Los humanos estaban casi fuera de los límites allí abajo, pero por supuesto, para algunos humanos especiales, como los humanos cautivos de algún hermano mayor, podrían caer.
“Está conmigo”, dijo Tong Ye. «Está bien.»
El camarero asintió. «Lord Tong Ye, es posible que deba vigilar a este señor, no asumiremos la responsabilidad si algo sucede».
Después de asegurarse de que lo había dejado claro con anticipación, el camarero abrió la puerta frente a ellos.
La escena de una multitud de demonios bailando en una juerga desenfrenada apareció ante Su Mian. Casi tan pronto como se abrió la puerta, muchos vampiros olieron el aroma de un humano extraño y miraron con entusiasmo.
Su Mian sintió un toque frío en su muñeca y miró a la chica a su lado. Ella lucía una leve sonrisa en su rostro y lo condujo al lugar al que él quería entrar.
Los vampiros que lo miraban con entusiasmo en ese momento apartaron la mirada tan pronto como Ming Shu tiró de él. Ya no se atrevieron a concentrarse en él.
Tenía dueño.
El dueño era Fu Yu, el psicópata. No estaban lo suficientemente locos como para robarle a su humano.
Su Mian bajó los ojos y miró sus delgados dedos blancos bajo las luces parpadeantes, que eran mucho más blancas que las de las personas normales.
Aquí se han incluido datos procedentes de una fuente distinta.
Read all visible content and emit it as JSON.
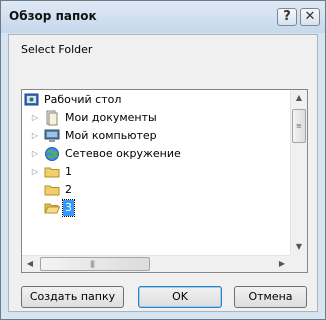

Estaban fríos contra su piel. Su Mian sintió un ligero escalofrío en su piel, que se extendió a lo largo de sus brazos y por todo su cuerpo.
Todavía había miradas cuidadosas que lo hacían sentir incómodo. Eran como depredadores mirando a sus presas.
Afortunadamente, pronto entraron en una caja y esas miradas fueron bloqueadas.
Su Mian fue empujado por Ming Shu. Ella y Tong Ye bloquearon ambos lados para que nadie pudiera entrar.
Ming Shu se sentó allí un rato antes de irse. Tong Ye se sentó en su asiento y miró a la multitud con la barbilla levantada.
«Hermano mayor Su».
Tong Ye habló de repente.
Su Mian miró a Tong Ye. Esta persona parecía un chico normal, pero era como ella y era un vampiro.
No esperaba que el vampiro que había buscado durante tanto tiempo estuviera junto a él, y había más de uno.
Tong Ye contuvo su sonrisa. “No importa cuál sea su propósito al acercarse a Fu Yu, le aconsejo que se detenga. Ella no es alguien a quien puedas provocar «.
«Solo quiero convertirme en vampiro».
«Vos si.» Tong Ye parpadeó. «Puedo ayudarle.»
Esto era lo que había estado buscando.
Su razón le dijo que debía responder que sí.
Pero, de hecho, dijo:
«No hay necesidad.»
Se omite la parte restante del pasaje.